According to Midjourney's official description, the ring is built from roughly half a million transducer squares. The initial prototype configuration uses 40 Butterfly Ultrasound-on-Chip™ imaging modules per system (Butterfly Network press release). Independent industry sources report 8,960 transducers per chip, about 358,000 elements total, and a 70 cm ring diameter — these figures come from the prototype demo and are not published in the manufacturer's technical specification. Data throughput from the ring is estimated at terabytes per second: each second of scan data corresponds to about 500 hours of raw HD video.
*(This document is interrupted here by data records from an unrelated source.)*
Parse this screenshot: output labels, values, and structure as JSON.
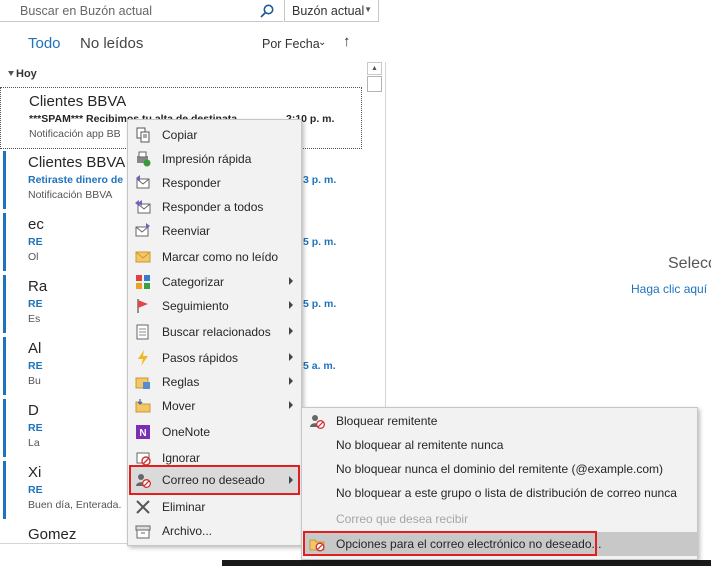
{
  "search": {
    "placeholder": "Buscar en Buzón actual",
    "scope": "Buzón actual"
  },
  "filters": {
    "all": "Todo",
    "unread": "No leídos",
    "sort": "Por Fecha"
  },
  "group_label": "Hoy",
  "mails": [
    {
      "sender": "Clientes BBVA",
      "subject": "***SPAM***  Recibimos tu alta de destinata",
      "time": "2:10 p. m.",
      "preview": "Notificación app BB"
    },
    {
      "sender": "Clientes BBVA",
      "subject": "Retiraste dinero de",
      "time": "3 p. m.",
      "preview": "Notificación BBVA"
    },
    {
      "sender": "ec",
      "subject": "RE",
      "time": "5 p. m.",
      "preview": "Ol"
    },
    {
      "sender": "Ra",
      "subject": "RE",
      "time": "5 p. m.",
      "preview": "Es"
    },
    {
      "sender": "Al",
      "subject": "RE",
      "time": "5 a. m.",
      "preview": "Bu"
    },
    {
      "sender": "D",
      "subject": "RE",
      "time": "",
      "preview": "La"
    },
    {
      "sender": "Xi",
      "subject": "RE",
      "time": "",
      "preview": "Buen día, Enterada."
    },
    {
      "sender": "Gomez",
      "subject": "",
      "time": "",
      "preview": ""
    }
  ],
  "reading": {
    "title": "Seleco",
    "link": "Haga clic aquí p"
  },
  "context_menu": [
    {
      "label": "Copiar",
      "icon": "copy-icon",
      "submenu": false
    },
    {
      "label": "Impresión rápida",
      "icon": "quick-print-icon",
      "submenu": false
    },
    {
      "label": "Responder",
      "icon": "reply-icon",
      "submenu": false
    },
    {
      "label": "Responder a todos",
      "icon": "reply-all-icon",
      "submenu": false
    },
    {
      "label": "Reenviar",
      "icon": "forward-icon",
      "submenu": false
    },
    {
      "label": "Marcar como no leído",
      "icon": "mark-unread-icon",
      "submenu": false
    },
    {
      "label": "Categorizar",
      "icon": "categorize-icon",
      "submenu": true
    },
    {
      "label": "Seguimiento",
      "icon": "flag-icon",
      "submenu": true
    },
    {
      "label": "Buscar relacionados",
      "icon": "find-related-icon",
      "submenu": true
    },
    {
      "label": "Pasos rápidos",
      "icon": "quick-steps-icon",
      "submenu": true
    },
    {
      "label": "Reglas",
      "icon": "rules-icon",
      "submenu": true
    },
    {
      "label": "Mover",
      "icon": "move-icon",
      "submenu": true
    },
    {
      "label": "OneNote",
      "icon": "onenote-icon",
      "submenu": false
    },
    {
      "label": "Ignorar",
      "icon": "ignore-icon",
      "submenu": false
    },
    {
      "label": "Correo no deseado",
      "icon": "junk-mail-icon",
      "submenu": true
    },
    {
      "label": "Eliminar",
      "icon": "delete-icon",
      "submenu": false
    },
    {
      "label": "Archivo...",
      "icon": "archive-icon",
      "submenu": false
    }
  ],
  "junk_submenu": [
    {
      "label": "Bloquear remitente",
      "icon": "block-sender-icon",
      "disabled": false
    },
    {
      "label": "No bloquear al remitente nunca",
      "icon": "",
      "disabled": false
    },
    {
      "label": "No bloquear nunca el dominio del remitente (@example.com)",
      "icon": "",
      "disabled": false
    },
    {
      "label": "No bloquear a este grupo o lista de distribución de correo nunca",
      "icon": "",
      "disabled": false
    },
    {
      "label": "Correo que desea recibir",
      "icon": "",
      "disabled": true
    },
    {
      "label": "Opciones para el correo electrónico no deseado...",
      "icon": "junk-options-icon",
      "disabled": false
    }
  ],
  "colors": {
    "accent": "#1e73be",
    "highlight_box": "#e02020"
  }
}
The current prototype completes a full scan in about 20 minutes. The bottleneck is data-transfer speed between the transducers and the external reconstruction cluster (the system delivers roughly 2 petaflops of compute — confirmed by Butterfly Network and Tech Times). Midjourney's stated target is no more than 60 seconds. Reconstruction produces sub-millimetre resolution. The algorithm rebuilds 3D maps of the body interior by analysing how sound waves change shape as they pass through different tissues (water, skin, fat, muscle, bone). The prototype does not yet use AI in its imaging pipeline.
The scanner is built on Butterfly's Ultrasound-on-Chip™ semiconductor platform, licensed under a co-development agreement signed in November 2025 (Form 8-K) and the Butterfly Embedded™ program (formerly Octiv). The contract is valued at up to USD 74 million in payments over a five-year term. Hardware lead at Midjourney is Ahmad Abbas, previously an Apple Vision Pro engineer. Midjourney is a company with no outside investors and funds the project from its own resources.
The device does not yet hold FDA clearance for diagnostic use. Midjourney has begun discussions with the FDA and intends to pursue body composition measurement (muscle, fat, bone, organ volumes) as its first regulatory path, rather than full clinical diagnostics. From a safety standpoint, the scanner uses only ultrasound waves — the same broad mechanism as routine prenatal ultrasound — with no ionizing radiation and no magnetic fields.
Next 12 months: refinement of algorithms and hardware, research trials, second-generation hardware design, and build-out of a first research spa in San Francisco. End of 2027: opening of the public Midjourney Spa near Union Square in San Francisco (approx. 25,000 sq ft across four floors, around 10 scanners, hot tubs, saunas, cold plunges, gym). 2028: third-generation scanner with fully custom silicon. Long-term ambition for 2031: a fleet of over 50,000 scanners worldwide and one billion scans per month.